Armamento de fabrico sueco chegado a Portugal em finais de 1641

Uma relação publicada em 1642 dava conta do material de guerra que o embaixador D. Francisco de Sousa Coutinho trouxera da Suécia em três naus de guerra, chegadas em Dezembro do ano anterior. O panfleto, com evidente finalidade propagandística, divulgava assim, sem grandes floreados, um êxito diplomático: o reconhecimento do Reino de Portugal – recentemente separado da monarquia Hispânica – por parte de uma potência europeia com peso militar na Europa da primeira metade do século XVII. A isto juntava-se o objectivo de mostrar que o exército português estava a preparar-se convenientemente para a guerra.

O panfleto é aqui transcrito com ortografia corrigida para português actual.

Relação das armas que do reino de Suécia traz Francisco de Sousa Coutinho, Embaixador às partes Setentrionais, em três naus de guerra.

Armas que vêm com preço feito.

Quatro mil mosquetes com capacetes e bandoleiras, custou cada um mil e quarenta réis.

Cinco mil piques, cada um cento e noventa réis.

Dois mil corpos de armas brancas, cada um setecentos e vinte réis.

Cem peças de artilharia de ferro, cada arratel quatro réis.

Cem peças de artilharia de bronze, não se sabe o preço.

Mil pistolas com suas bolsas, cada uma oitocentos réis.

Armas que vêm da Rainha da Suécia, para se venderem neste Reino.

Oitenta peças de artilharia de bronze.

Cinquenta de ferro.

Mil piques.

Dois mil e quinhentos corpos de armas.

Dois mil mosquetes.

Mil e duzentas pistolas com suas bolsas.

Armas que vêm de mercadores para se venderem neste Reino.

Setenta peças de ferro.

Sessenta peças de artilharia de bronze.

Oitocentos e cinquenta corpos de armas.

Setecentos piques.

Mil e novecentas pistolas com suas bolsas.

Vêm mais trinta mastros grandes.

Uma embarcação carregada de pólvora.

E alguns cavalos.

(…)

Em Lisboa, por António Alvarez, Impressor d’El-Rei Nosso Senhor, ano de 1642.

(Biblioteca Nacional, secção de Reservados, microfilme, F.R. 131)

Imagem: “Cena de Batalha”, Joseph Parrocel, The Courtauld Gallery, Londres.
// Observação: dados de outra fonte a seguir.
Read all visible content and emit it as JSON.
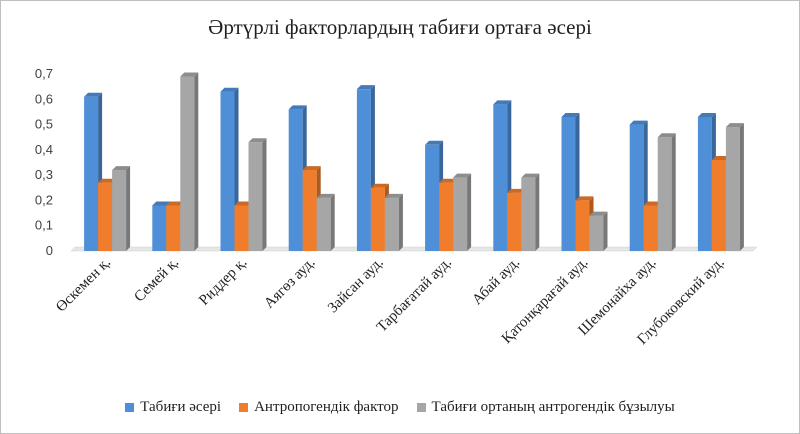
{
  "chart_data": {
    "type": "bar",
    "title": "Әртүрлі факторлардың табиғи ортаға әсері",
    "categories": [
      "Өскемен қ.",
      "Семей қ.",
      "Риддер қ.",
      "Аягөз ауд.",
      "Зайсан ауд.",
      "Тарбағатай ауд.",
      "Абай ауд.",
      "Қатонқарағай ауд.",
      "Шемонайха ауд.",
      "Глубоковский ауд."
    ],
    "series": [
      {
        "name": "Табиғи әсері",
        "color": "#4f8fd8",
        "values": [
          0.61,
          0.18,
          0.63,
          0.56,
          0.64,
          0.42,
          0.58,
          0.53,
          0.5,
          0.53
        ]
      },
      {
        "name": "Антропогендік фактор",
        "color": "#f07d2b",
        "values": [
          0.27,
          0.18,
          0.18,
          0.32,
          0.25,
          0.27,
          0.23,
          0.2,
          0.18,
          0.36
        ]
      },
      {
        "name": "Табиғи ортаның антрогендік бұзылуы",
        "color": "#a6a6a6",
        "values": [
          0.32,
          0.69,
          0.43,
          0.21,
          0.21,
          0.29,
          0.29,
          0.14,
          0.45,
          0.49
        ]
      }
    ],
    "ylim": [
      0,
      0.7
    ],
    "yticks": [
      "0",
      "0,1",
      "0,2",
      "0,3",
      "0,4",
      "0,5",
      "0,6",
      "0,7"
    ],
    "grid": false,
    "legend_position": "bottom",
    "style": "3d-column"
  }
}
Necessidades de material de guerra na província de Entre-Douro-e-Minho, 1657

O 2º Conde de Castelo Melhor, governador das armas da província de Entre-Douro-e-Minho, expôs em duas cartas enviadas ao Conselho de Guerra, em 13 de Agosto e 24 de Setembro de 1657, as necessidades que o seu exército tinha para poder encetar uma campanha ofensiva na Galiza durante o Inverno de 1657-58. Fez acompanhar uma delas da lista exaustiva do material indispensável, que intitulou “Ramo das Couzas e aprestos do Trem da Artilheria que hé nesessario pêra Hum exercito de oito mil Infantes, noueçentos Cauallos, & dous mil gastadores, Campearem dous mezes, em tempo de Inuerno, e fazer acometimento de Praça“.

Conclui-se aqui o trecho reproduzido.